Let’s enter into the politics of this issue with another clash of cultures story.  I remember my Irish brother-in-law’s first visit to this country and his surprise at how almost all the Filipino households he saw had a maid (or two).  In his experience, he grew up without househelp, the family members did their own chores, struggled to raise their own children, and, once you moved out of the house, you learned to do all these things by yourself.  He was as proud about not having grown up with servants the way many Filipinos are proud about keeping a gaggle of them at home.

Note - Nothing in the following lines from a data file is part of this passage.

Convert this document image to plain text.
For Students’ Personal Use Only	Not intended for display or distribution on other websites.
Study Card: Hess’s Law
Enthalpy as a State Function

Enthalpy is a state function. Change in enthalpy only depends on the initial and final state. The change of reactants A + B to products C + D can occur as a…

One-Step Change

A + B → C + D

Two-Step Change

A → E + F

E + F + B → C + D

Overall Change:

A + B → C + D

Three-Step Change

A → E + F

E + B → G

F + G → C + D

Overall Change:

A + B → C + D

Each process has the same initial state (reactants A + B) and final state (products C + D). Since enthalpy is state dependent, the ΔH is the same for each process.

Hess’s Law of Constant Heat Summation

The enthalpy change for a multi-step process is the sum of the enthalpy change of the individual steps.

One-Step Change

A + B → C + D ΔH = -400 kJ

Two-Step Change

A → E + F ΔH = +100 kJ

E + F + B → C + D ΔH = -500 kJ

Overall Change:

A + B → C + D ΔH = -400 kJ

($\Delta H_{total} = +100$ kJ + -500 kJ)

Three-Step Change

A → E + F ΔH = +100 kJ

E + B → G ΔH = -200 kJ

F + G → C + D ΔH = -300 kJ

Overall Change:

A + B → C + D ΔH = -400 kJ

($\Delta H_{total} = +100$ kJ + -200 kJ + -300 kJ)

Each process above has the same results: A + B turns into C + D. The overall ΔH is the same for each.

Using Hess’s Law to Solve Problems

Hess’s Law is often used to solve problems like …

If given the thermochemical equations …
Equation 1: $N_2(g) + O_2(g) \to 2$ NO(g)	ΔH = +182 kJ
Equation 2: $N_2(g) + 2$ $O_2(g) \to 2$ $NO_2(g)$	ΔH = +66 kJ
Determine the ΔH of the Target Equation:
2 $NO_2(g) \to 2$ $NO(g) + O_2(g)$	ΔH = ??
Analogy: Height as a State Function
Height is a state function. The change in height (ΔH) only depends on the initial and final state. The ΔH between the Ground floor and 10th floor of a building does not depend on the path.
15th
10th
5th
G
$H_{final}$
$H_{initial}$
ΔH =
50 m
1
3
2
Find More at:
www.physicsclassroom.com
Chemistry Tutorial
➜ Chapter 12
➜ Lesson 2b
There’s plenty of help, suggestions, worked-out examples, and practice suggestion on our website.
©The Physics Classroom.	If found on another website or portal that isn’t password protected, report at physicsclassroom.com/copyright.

The paradox that a higher proportion of people in underdeveloped nations have maids than in developed nations was explained by Ha-Joon Chang in his book 23 Things They Don’t Tell You About Capitalism.  He says that, in rich countries, where education and skills levels have increased with increased levels of education, the relative price of labor has risen as well.  Yaya duties here in the Philippines probably costs somewhere between a few and several thousand pesos a month.  Yaya duties in the US would cost more than P35,000 a week*!  And this is just for taking care of children and cleaning the house, no cooking or laundry or errand-running or dog-walking or car-washing or other tasks often carelessly passed on to the househelp.

What Chang didn’t emphasize was the flipside of this scenario:  a population that is poorly educated, and with low skill levels, really do not have a choice when it comes to employment (college graduates looking for jobs struggle enough, what more those who cannot even compete?).  Their labor, their time, and their bodies will continue to be bought at ever decreasing rates.  Multiply that across the nation and by generations and you have the proverbial ever-widening gap between rich and poor.

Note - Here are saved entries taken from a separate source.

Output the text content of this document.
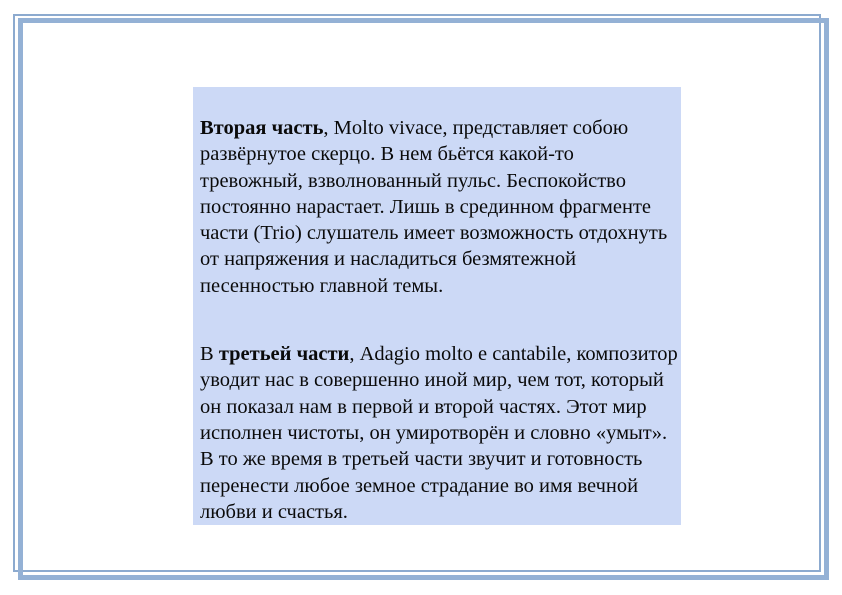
Вторая часть, Molto vivace, представляет собою развёрнутое скерцо. В нем бьётся какой-то тревожный, взволнованный пульс. Беспокойство постоянно нарастает. Лишь в срединном фрагменте части (Trio) слушатель имеет возможность отдохнуть от напряжения и насладиться безмятежной песенностью главной темы.

В третьей части, Adagio molto e cantabile, композитор уводит нас в совершенно иной мир, чем тот, который он показал нам в первой и второй частях. Этот мир исполнен чистоты, он умиротворён и словно «умыт». В то же время в третьей части звучит и готовность перенести любое земное страдание во имя вечной любви и счастья.
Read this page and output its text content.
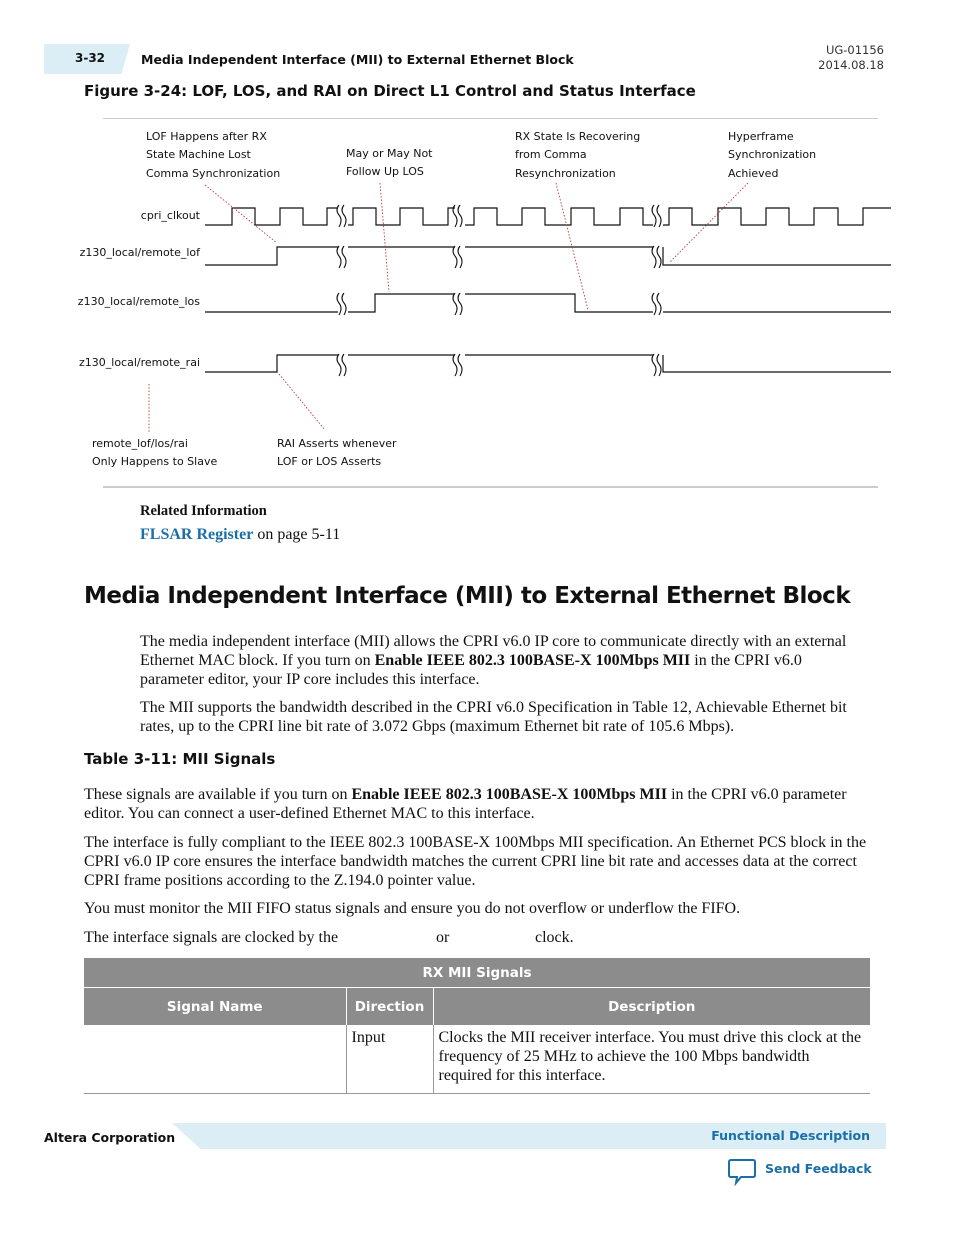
3-32	Media Independent Interface (MII) to External Ethernet Block
UG-01156
2014.08.18
Figure 3-24: LOF, LOS, and RAI on Direct L1 Control and Status Interface
LOF Happens after RX
State Machine Lost
Comma Synchronization
May or May Not
Follow Up LOS
RX State Is Recovering
from Comma
Resynchronization
Hyperframe
Synchronization
Achieved
remote_lof/los/rai
Only Happens to Slave
RAI Asserts whenever
LOF or LOS Asserts
cpri_clkout
z130_local/remote_lof
z130_local/remote_los
z130_local/remote_rai
Related Information
FLSAR Register on page 5-11
Media Independent Interface (MII) to External Ethernet Block
The media independent interface (MII) allows the CPRI v6.0 IP core to communicate directly with an external Ethernet MAC block. If you turn on Enable IEEE 802.3 100BASE-X 100Mbps MII in the CPRI v6.0 parameter editor, your IP core includes this interface.
The MII supports the bandwidth described in the CPRI v6.0 Specification in Table 12, Achievable Ethernet bit rates, up to the CPRI line bit rate of 3.072 Gbps (maximum Ethernet bit rate of 105.6 Mbps).
Table 3-11: MII Signals
These signals are available if you turn on Enable IEEE 802.3 100BASE-X 100Mbps MII in the CPRI v6.0 parameter editor. You can connect a user-defined Ethernet MAC to this interface.
The interface is fully compliant to the IEEE 802.3 100BASE-X 100Mbps MII specification. An Ethernet PCS block in the CPRI v6.0 IP core ensures the interface bandwidth matches the current CPRI line bit rate and accesses data at the correct CPRI frame positions according to the Z.194.0 pointer value.
You must monitor the MII FIFO status signals and ensure you do not overflow or underflow the FIFO.
The interface signals are clocked by the	or	clock.
RX MII Signals		
Signal Name	Direction	Description
	Input	Clocks the MII receiver interface. You must drive this clock at the frequency of 25 MHz to achieve the 100 Mbps bandwidth required for this interface.
Altera Corporation	Functional Description
Send Feedback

The Department of Labor and Employment has stepped in to say that Yaya meals do not violate labor codes, but (as consuelo de bobo) that it does rob Yayas of their dignity.  Labor Secretary Rosa linda Baldoz said that this “reflects a socio-cultural reality” where maids are considered to be “a grade lower than ordinary citizens”, a reality that “implies class segregation” (well, if we dig under this “reality”, we’ll find the DFA and DOLE’s labor export policy, the latter’s recalcitrance in raising the minimum wage, DepEd’s K to 12, all designed to keep skills and the cost of labor to a minimum, but that’s a discussion for another day).

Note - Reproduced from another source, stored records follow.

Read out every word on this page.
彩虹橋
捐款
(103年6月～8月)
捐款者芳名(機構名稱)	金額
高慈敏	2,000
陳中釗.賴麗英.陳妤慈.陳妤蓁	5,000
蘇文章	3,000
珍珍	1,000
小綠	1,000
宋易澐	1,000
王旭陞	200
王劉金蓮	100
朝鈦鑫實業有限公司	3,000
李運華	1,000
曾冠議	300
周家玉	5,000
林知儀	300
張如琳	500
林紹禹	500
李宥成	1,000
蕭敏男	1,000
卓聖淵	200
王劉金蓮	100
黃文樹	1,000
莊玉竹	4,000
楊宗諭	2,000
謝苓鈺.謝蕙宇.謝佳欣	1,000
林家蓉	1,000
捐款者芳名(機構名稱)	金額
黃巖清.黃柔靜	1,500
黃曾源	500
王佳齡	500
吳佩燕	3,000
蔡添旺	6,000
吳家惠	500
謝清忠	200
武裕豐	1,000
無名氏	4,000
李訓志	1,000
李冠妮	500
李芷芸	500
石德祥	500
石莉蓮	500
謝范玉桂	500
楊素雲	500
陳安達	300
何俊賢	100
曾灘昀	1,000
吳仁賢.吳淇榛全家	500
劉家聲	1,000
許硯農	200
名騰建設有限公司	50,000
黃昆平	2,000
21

The Yaya meal and the controversy it stirred up made the cracks and contradictions in the system very evident.  It is what Lacan and Zizek would call the Signifier of the Barred Other.  We all know, at some level, that the system is flawed, but we have invented ways (cultural, behavioral, ideological, what-have-you) to live and function as if those flaws did not exist, or as if they were only natural in this world.  But, every now and then, something like the Yaya meal pops up and bares that not only is the system is flawed, but that it is degradingly and fatally so.

And this is the trouble with policy makers and GMRC champions.  Their recognition of the problem is still squarely framed towards the maintenance of that flawed system, still anchored in the idea of the harmony of classes, of class reconciliation and peaceful coexistence.  It is watered down, an analysis based upon peering down from their mansions or penthouses, a view that, literally and metaphorically, only their affluence can afford.  The Yaya meal merely “implies” class segregation?  It is the very exemplar of it!  It “reflects a socio-cultural reality”?  Then demand the impossible, change that social reality!

If we are going to make a fuss about the Yaya meal, then we should make a fuss about the class contradictions seething underneath it.

* See Fathers, you can’t afford a Stay-At-Home Mom for approximate costs of these services in the US today.